A diamond geezer

14 February 2002 by
A diamond geezer

In the third part of their exploration of the Antipodes, former Claridge's general manager Ron Jones and his wife Eve investigate contrasting examples of the Australian hospitality industry, from Parramatta's colourful inns to Sydney's swish 41 restaurant.

Manly, New South Wales, 23 January. A leisurely river-cat cruise up the Parramatta River took us to view a couple of Australia's earliest licensed premises. Inns were licensed as early as 1798 in New South Wales's second city, where not only the first farm but the first vineyard was established.

One of the notorious early licensees was John Hodges, a freed but not altogether reformed convict whose licence was granted in 1818 by Governor Macquarie. His inn was the Brislington, a fine four-square brick building, and Hodges is said to have won the land on which he built it in a card game with a fellow convict. The eight-diamond pattern of bricks on the north side of the house is testament to his lucky card.

Today, the Brislington is a medical and nursing museum. The Woolpack, on the other hand, straddles a busy corner of Parramatta, still every inch the galleried, Wild West-style pub it was in 1821 when it was the Freemasons' Arms. Governor Macquarie visited once but declared it too crowded and demanded "better provision for gentlemen". He ordered licensee Andrew Nash to extend the hotel, and the extra portion catered for officers and gentry, leaving the main bar for "soldiers, farmers and general trade".

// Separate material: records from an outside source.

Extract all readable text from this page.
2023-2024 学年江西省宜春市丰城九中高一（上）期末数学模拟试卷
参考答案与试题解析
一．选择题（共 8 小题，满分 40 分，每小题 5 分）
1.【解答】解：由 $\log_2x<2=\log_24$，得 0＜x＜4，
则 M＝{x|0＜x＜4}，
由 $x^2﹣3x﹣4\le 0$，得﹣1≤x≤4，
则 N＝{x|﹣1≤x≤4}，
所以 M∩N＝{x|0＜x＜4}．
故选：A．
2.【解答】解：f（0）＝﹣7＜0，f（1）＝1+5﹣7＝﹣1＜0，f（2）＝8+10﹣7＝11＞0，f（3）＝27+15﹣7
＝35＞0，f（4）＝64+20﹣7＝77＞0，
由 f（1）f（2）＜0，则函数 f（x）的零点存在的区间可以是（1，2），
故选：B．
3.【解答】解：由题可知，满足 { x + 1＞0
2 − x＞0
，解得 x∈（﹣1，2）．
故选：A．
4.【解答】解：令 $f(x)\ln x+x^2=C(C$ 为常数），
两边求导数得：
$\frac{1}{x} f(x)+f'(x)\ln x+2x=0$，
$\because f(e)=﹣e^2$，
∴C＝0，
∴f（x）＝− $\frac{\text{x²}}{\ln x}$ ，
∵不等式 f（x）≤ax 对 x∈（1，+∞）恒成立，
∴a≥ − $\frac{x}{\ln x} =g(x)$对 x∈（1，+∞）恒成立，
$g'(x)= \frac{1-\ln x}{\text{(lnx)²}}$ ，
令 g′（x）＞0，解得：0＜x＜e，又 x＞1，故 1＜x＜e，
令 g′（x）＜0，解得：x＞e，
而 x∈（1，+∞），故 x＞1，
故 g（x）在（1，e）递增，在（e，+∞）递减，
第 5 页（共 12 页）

Parramatta had 17 inns by 1815, though only seven remained in 1820 - the hospitality business was fickle even then. Pubs, however, proliferated. By 1855, there was one for every five dwelling houses in Church Street alone, enough to cause a newspaper reporter to write: "…a stranger must be struck with the immense number of those sources of riot - public houses - with which the town is studded all over."

Yen for a barbie Sydney abounds with quirky restaurants, including our next-door neighbour, Suminoya, where if you don't eat up, you pay up! Its speciality is scichirin, a kind of Japanese barbecue it claims to be the healthy traditional way of cooking meats and seafood.

Dinner comes as a series of courses - sashimi or marinated squid, then salad, soup, rice and your yakiniku (barbecue). Strips of raw beef, pork rib, chicken, "beef intestine" and vegetables are brought to the table along with a charcoal grill for DIY cooking. Despite the special air conditioning, our eyes were soon streaming from the blue smoke rising from our own and every other table.

The menu advises: "Due to health regulations requiring use of disposable mesh for BBQ, an extra charge of $2 per mesh applies." Patrons are asked to desist from ordering "unnecessary food" and gently informed: "We may ask you to pay for substantial leftovers." We didn't have to - it was too good to waste.

Gentlemanly encounter Funny how things come full circle in the hospitality business. I remember disgraced Australian tycoon Alan Bond as a regular guest at the Athenaeum hotel in Piccadilly while I was manager there in the 1970s. I used to have to ask him to get his feet off the (brand new) coffee tables in the Windsor Lounge.

Now, here I stand, making use of the facilities in the gents' cloakroom of Sydney's smartest restaurant, 41, with walls of glass giving stupendous views over the city, Sydney Harbour Bridge and the ocean from 41 floors up. And the world's most spectacular gents' is the erstwhile marbled bathroom of Bondy's penthouse, inhabited by him before his fall from grace.

Training by degrees at Inter-Continental
When the shortage of trained staff became acute in 1989, Sydney's Hotel Inter-Continental came up with a unique solution: it opened its own hotel school. It began by offering one-year City & Guilds courses, with jobs guaranteed on completion. And, like Topsy, the school has hardly stopped growing.

For the past five years, though still administered by the hotel next door, the school has been affiliated to Southern Cross University, which sets programmes and standards. The school now offers a two-year diploma course and a three-year bachelor's degree course in hospitality and tourism studies. Year one is still given over to practical C&G courses - 20 weeks of study, 20 weeks working in the hotel - and students can choose culinary craft skills, front office or F&B service.

Students pay $12,900 a year (about £4,500) for tuition and degrees are conferred in a graduation ceremony at which the university chancellor officiates. Student intake is 350 over the three years, and many graduates now occupy senior positions in the hospitality and tourism industry throughout Australia and the Far East.

Mastering gastronomy
Adelaide University is claiming a world first. In conjunction with the Cordon Bleu School there, it is offering a full-time Master's degree course in gastronomy, starting this summer. The syllabus includes such topics as the cultural aspects of food and cooking, history of dining, recipes and cuisine "from Escoffier to Jamie Oliver".

And it aims, it says, to put gastronomy right up there with art and architecture, where it belongs.